Canelo captures WBC middleweight title with points win over Cotto
Saul 'Canelo' Alvarez (46-1-1, 32 KOs) defeated Miguel Cotto (40-5, 33 KOs) by unanimous decision to win the vacant WBC middleweight title on Saturday night at Mandalay Bay in Las Vegas.
Canelo outgunned Cotto over the 12 rounds and the judges awarded him wide scores of 119-109, 118-110 and 117-111.
The Puerto Rican moved well and outboxed Canelo in the early rounds, but by the 4th the Mexican was landing hard, accurate shots.
Canelo was overpowering his smaller opponent as the fight progressed and although Cotto had his moments, Canelo seemed unaffected by his shots.
The fighters stood toe-to-toe and exchanged punches in the 8th in the most entertaining round of the bout.

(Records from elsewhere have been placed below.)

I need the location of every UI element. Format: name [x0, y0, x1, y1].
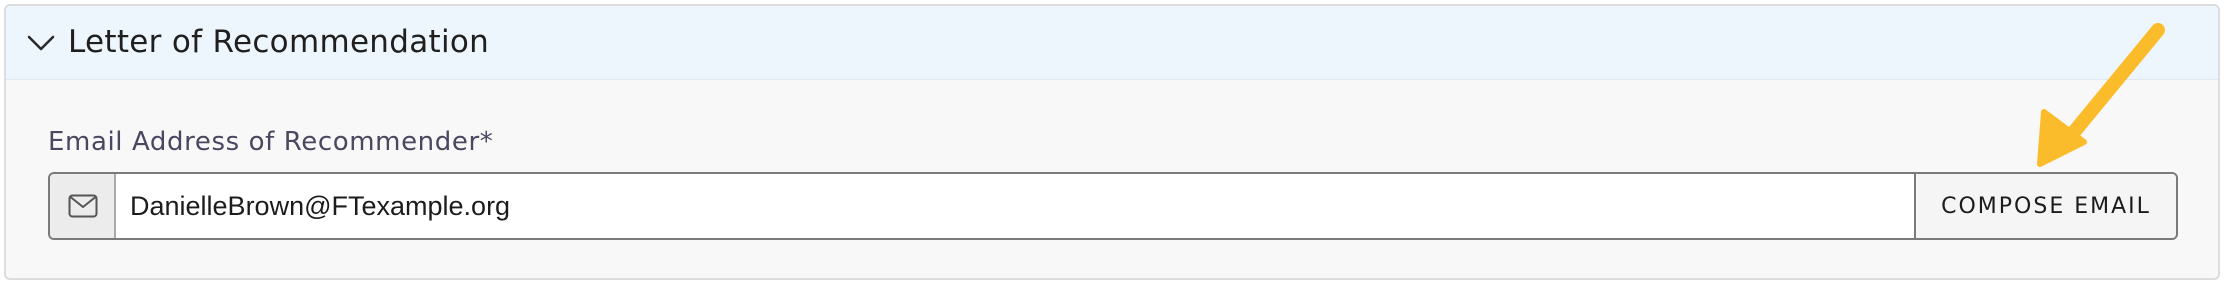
email-field[interactable] [118, 174, 1964, 238]
email-input-group: COMPOSE EMAIL [48, 172, 2178, 240]
chevron-down-icon[interactable] [26, 32, 56, 54]
arrow-down-left-icon [2037, 23, 2165, 167]
section-title: Letter of Recommendation [68, 24, 490, 60]
compose-email-button[interactable]: COMPOSE EMAIL [1914, 174, 2176, 238]
letter-of-recommendation-panel: Letter of Recommendation Email Address o… [4, 4, 2220, 280]
email-field-label: Email Address of Recommender* [48, 127, 494, 157]
email-addon [50, 174, 116, 238]
envelope-icon [68, 194, 98, 218]
section-header[interactable]: Letter of Recommendation [6, 6, 2218, 80]
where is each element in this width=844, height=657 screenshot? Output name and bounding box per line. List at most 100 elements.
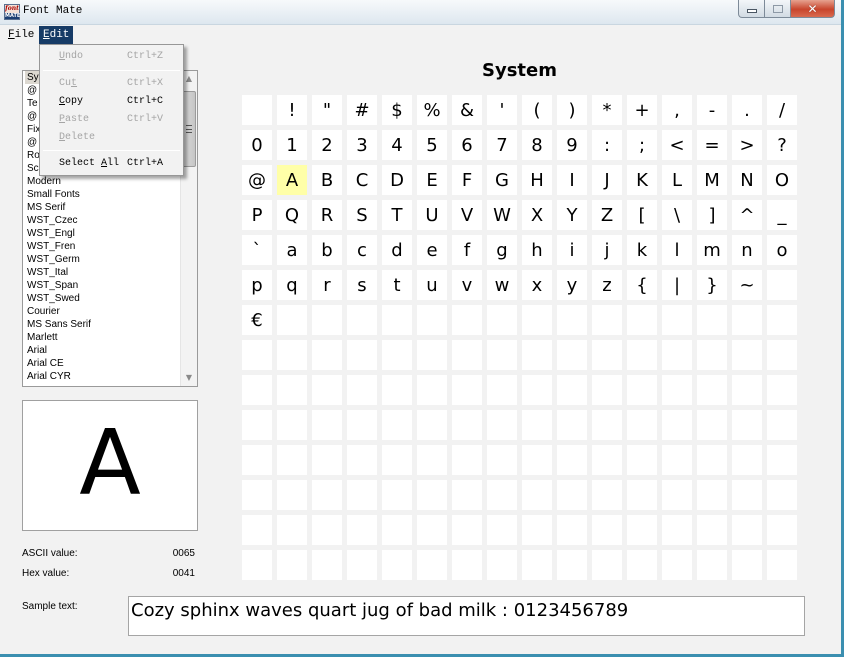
- char-cell[interactable]: 8: [522, 130, 552, 160]
- char-cell[interactable]: l: [662, 235, 692, 265]
- char-cell[interactable]: [277, 340, 307, 370]
- char-cell[interactable]: [312, 340, 342, 370]
- char-cell[interactable]: [557, 410, 587, 440]
- char-cell[interactable]: [592, 305, 622, 335]
- char-cell[interactable]: |: [662, 270, 692, 300]
- char-cell[interactable]: t: [382, 270, 412, 300]
- char-cell[interactable]: !: [277, 95, 307, 125]
- char-cell[interactable]: [557, 375, 587, 405]
- char-cell[interactable]: P: [242, 200, 272, 230]
- font-list-item[interactable]: WST_Czec: [23, 214, 181, 227]
- font-list-item[interactable]: WST_Engl: [23, 227, 181, 240]
- font-list-item[interactable]: WST_Ital: [23, 266, 181, 279]
- char-cell[interactable]: Y: [557, 200, 587, 230]
- char-cell[interactable]: }: [697, 270, 727, 300]
- char-cell[interactable]: [697, 375, 727, 405]
- char-cell[interactable]: [242, 95, 272, 125]
- char-cell[interactable]: [242, 515, 272, 545]
- char-cell[interactable]: 3: [347, 130, 377, 160]
- font-list-item[interactable]: Modern: [23, 175, 181, 188]
- char-cell[interactable]: [382, 550, 412, 580]
- char-cell[interactable]: L: [662, 165, 692, 195]
- char-cell[interactable]: B: [312, 165, 342, 195]
- char-cell[interactable]: (: [522, 95, 552, 125]
- char-cell[interactable]: [767, 445, 797, 475]
- char-cell[interactable]: [277, 375, 307, 405]
- char-cell[interactable]: [662, 375, 692, 405]
- scroll-down-arrow-icon[interactable]: ▼: [181, 370, 197, 386]
- char-cell[interactable]: z: [592, 270, 622, 300]
- char-cell[interactable]: [767, 515, 797, 545]
- char-cell[interactable]: R: [312, 200, 342, 230]
- char-cell[interactable]: [767, 270, 797, 300]
- char-cell[interactable]: b: [312, 235, 342, 265]
- char-cell[interactable]: v: [452, 270, 482, 300]
- char-cell[interactable]: [697, 340, 727, 370]
- char-cell[interactable]: -: [697, 95, 727, 125]
- char-cell[interactable]: .: [732, 95, 762, 125]
- char-cell[interactable]: +: [627, 95, 657, 125]
- char-cell[interactable]: [487, 515, 517, 545]
- char-cell[interactable]: [347, 480, 377, 510]
- char-cell[interactable]: ^: [732, 200, 762, 230]
- char-cell[interactable]: f: [452, 235, 482, 265]
- char-cell[interactable]: [592, 445, 622, 475]
- char-cell[interactable]: 7: [487, 130, 517, 160]
- char-cell[interactable]: J: [592, 165, 622, 195]
- char-cell[interactable]: :: [592, 130, 622, 160]
- menu-item-select-all[interactable]: Select All Ctrl+A: [41, 155, 182, 173]
- char-cell[interactable]: [662, 550, 692, 580]
- char-cell[interactable]: [417, 445, 447, 475]
- char-cell[interactable]: [732, 480, 762, 510]
- char-cell[interactable]: [592, 515, 622, 545]
- char-cell[interactable]: [382, 340, 412, 370]
- char-cell[interactable]: [487, 550, 517, 580]
- char-cell[interactable]: [242, 340, 272, 370]
- char-cell[interactable]: [662, 410, 692, 440]
- char-cell[interactable]: %: [417, 95, 447, 125]
- char-cell[interactable]: [417, 550, 447, 580]
- char-cell[interactable]: [312, 305, 342, 335]
- menu-item-copy[interactable]: Copy Ctrl+C: [41, 93, 182, 111]
- char-cell[interactable]: [732, 515, 762, 545]
- font-list-item[interactable]: WST_Germ: [23, 253, 181, 266]
- char-cell[interactable]: E: [417, 165, 447, 195]
- char-cell[interactable]: y: [557, 270, 587, 300]
- char-cell[interactable]: [382, 375, 412, 405]
- char-cell[interactable]: [487, 445, 517, 475]
- menu-item-paste[interactable]: Paste Ctrl+V: [41, 111, 182, 129]
- char-cell[interactable]: [277, 445, 307, 475]
- char-cell[interactable]: ]: [697, 200, 727, 230]
- char-cell[interactable]: [312, 550, 342, 580]
- char-cell[interactable]: [592, 340, 622, 370]
- char-cell[interactable]: [452, 305, 482, 335]
- char-cell[interactable]: m: [697, 235, 727, 265]
- char-cell[interactable]: [277, 480, 307, 510]
- char-cell[interactable]: &: [452, 95, 482, 125]
- char-cell[interactable]: [592, 410, 622, 440]
- char-cell[interactable]: F: [452, 165, 482, 195]
- char-cell[interactable]: [767, 340, 797, 370]
- char-cell[interactable]: [557, 445, 587, 475]
- char-cell[interactable]: [347, 340, 377, 370]
- char-cell[interactable]: C: [347, 165, 377, 195]
- char-cell[interactable]: 2: [312, 130, 342, 160]
- char-cell[interactable]: ?: [767, 130, 797, 160]
- char-cell[interactable]: [347, 445, 377, 475]
- char-cell[interactable]: [312, 410, 342, 440]
- char-cell[interactable]: <: [662, 130, 692, 160]
- menu-item-cut[interactable]: Cut Ctrl+X: [41, 75, 182, 93]
- char-cell[interactable]: $: [382, 95, 412, 125]
- char-cell[interactable]: #: [347, 95, 377, 125]
- char-cell[interactable]: g: [487, 235, 517, 265]
- char-cell[interactable]: [557, 550, 587, 580]
- char-cell[interactable]: [697, 410, 727, 440]
- char-cell[interactable]: _: [767, 200, 797, 230]
- char-cell[interactable]: [277, 305, 307, 335]
- char-cell[interactable]: [627, 340, 657, 370]
- char-cell[interactable]: M: [697, 165, 727, 195]
- char-cell[interactable]: X: [522, 200, 552, 230]
- char-cell[interactable]: [452, 515, 482, 545]
- font-list-item[interactable]: WST_Span: [23, 279, 181, 292]
- char-cell[interactable]: [662, 305, 692, 335]
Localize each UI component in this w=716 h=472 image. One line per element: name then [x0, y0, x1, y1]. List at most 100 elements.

Canelo continued to take the fight to Cotto and landed several more hard shots in the later rounds. He opened the 12th on the attack but Cotto came back with some punches of his own and they traded shots before the bell to end an excellent fight.
"We knew going into this fight that it would be a difficult journey, but I feel that I was the faster and stronger fighter tonight," said Canelo.
"It's a great victory, not just for me, but for all of my country, for all my people, and especially for my team."
Next, Canelo is set to defend his WBC belt against interim champion Gennady Golovkin, who also holds the WBA and IBF 160 pound titles, in a mega-fight in 2016.
"If you want me to fight him (Golovkin) now, I’ll put the gloves on and fight him now. He’s a great champion, but right now I’ll put the gloves on and fight him."
Also on the card, in a fight of the year candidate, Mexican challenger Francisco Vargas (23-0-1, 17 KOs) stopped Japan's Takashi Miura (29-3-2, 22 KOs) in the 9th round to win the WBC super featherweight title.
Vargas hurt Miura in the first round with a left hand to the head. But the champion came back to drop Vargas with a right hand in the 4th. Miura continued to get the better of Vargas, who suffered a badly swollen right eye.
However, Vargas rallied in the 9th and put Miura down with a left uppercut.
After Miura got up, a barrage of punches forced referee Tony Weeks to stop the fight at 1:31 of the round.
Former WBA and WBO super bantamweight champion Guillermo Rigondeaux (16-0, 10 KOs) outpointed Filipino fighter Drian Francisco (28-4-1, 22 KOs) over 10 one-sided rounds.
Rigondeaux connected with occasional combinations but did not throw many punches at all.
The two-time Cuban Olympic gold medalist countered and moved throughout as the crowd booed the lack of action.
Rigondeaux dominated his overmatched opponent from start to finish and won by scores of 97-93, 100-90 and 100-90.